В городке вспыхнули все лампы и прожекторы, но было поздно — беглецы успели перебраться через забор.
— Разбегаемся! — хрипло скомандовал Грикис и, хлопнув в знак благодарности Артура по плечу, бесследно растворился в темноте.
Ярким весенним днем по мосту над рекой с грохотом мчался товарный состав. В одном из пустых вагонов, скорчившись в углу, сидел Артур. Сняв френч, он старательно спорол погоны, а затем принялся за нашивки. Голову сверлила одна-единственная мысль: отрезает он не просто тряпки — отрезает свое прошлое. Во всяком случае, возврата назад не было.
Утопая в белоснежной пене кружев, барахтался, таращил глазенки малыш. Рихард, еще не сбросив дорожного плаща, склонился над колыбелью. Со сложным чувством вглядывался он в этот крохотный, живой комочек, бесконечно далекий от ненависти, любви — от всей пестрой путаницы человеческих страстей, охватывающих Лосберга в последнее время. Сын его жены и его врага… Существо, которому волей судьбы он должен стать отцом, дать свое имя… Эта молчаливая дуэль взглядов — младенчески безмятежного и тяжелого, ревнивого, холодно-неприязненного — не ускользнула от внимания Марты. Слабая, неокрепшая после трудных родов, она приподнялась на подушке, с тревогой наблюдая за этой встречей. Будто хотела угадать по ней будущее своей странной семьи.
— Чудо, а не ребенок! — раздалось за спиной Рихарда восторженное кудахтанье тетушки Эльзы. — Глазки голубенькие, волосики беленькие… Настоящий ариец. Зигфрид!
— Можешь гордиться, — подхватил дядюшка Генрих. — Твой сын — чемпион клиники. Пять килограммов двести восемь граммов… — и подмигнул. — Что и говорить — сработано на совесть.
— Генрих, перестань! — целомудренно одернула мужа фрау Эльза. Но тут же расплылась, закурлыкала, заагукала над колыбелькой. — Нет, какое поразительное сходство! Я первый раз в жизни вижу, чтобы так… Ну, буквально, как две капли воды. Глазки, ушки, овал лица — все! Просто вылитый Лосберг. Ты обрати внимание, Рихард, как эта малютка…
— Тетушка! — сдерживая раздражение, пробурчал Рихард. — По-моему, вы слишком преувеличиваете наше сходство. В этом возрасте они все…
— Ты, наверное, очень устал с дороги? — пришла ему на помощь Марта.
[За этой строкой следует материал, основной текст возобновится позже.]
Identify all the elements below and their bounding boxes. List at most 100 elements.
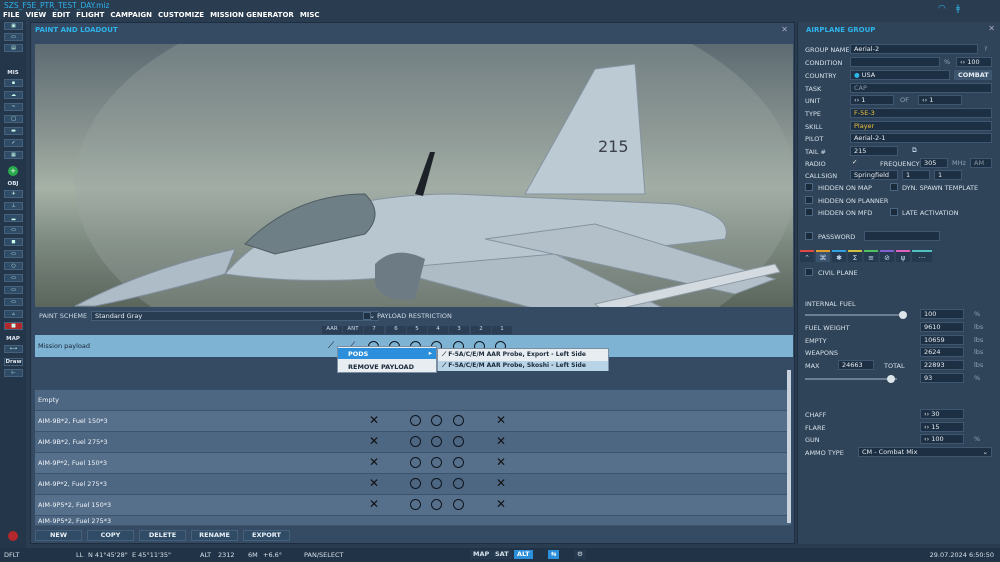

— Безумно! И не только с дороги. Я же предполагал пробыть в Риге два-три дня. Ну, от силы неделю. А проторчал целый месяц.
— Да, господин Зингрубер сразу же позвонил нам и сказал, что ты задержишься, что у тебя какие-то неприятности на фабрике. Это действительно так? — дядюшка испуганно смотрел на племянника.
Рихард недовольно поморщился, уклончиво ответил:
— И да, и нет. Это отдельный разговор.
— Как господину Зингруберу Латвия? Понравилась ли? — спросила фрау Эльза.
— Боюсь, слишком понравилась.
— Что значит, слишком? Не понимаю…
Племянник и дядя обменялись короткими, но весьма выразительными взглядами.
— Эльзочка, разве ты не видишь, что Рихард едва держится на ногах?
— Да-да, разумеется, извини. Пойдем, Генрих! Рихард, сними, наконец, этот ужасный плащ. Имей в виду, дорожная пыль может стать источником опасной инфекции.
Когда они, наконец, удалились, Рихард обернулся к Марте:
— Ты как… назвала его?
— Пока никак.
— Артур исчез, — неожиданно сказал он. — Дезертировал из армии.
— Я знаю, — после паузы призналась Марта.
— Вот как? Откуда же? Я просил твоего отца не писать, не беспокоить…
— Мне Бирута написала.
— Ты, значит, переписываешься с ними? — с легкой обидой процедил он. — А я и не знал.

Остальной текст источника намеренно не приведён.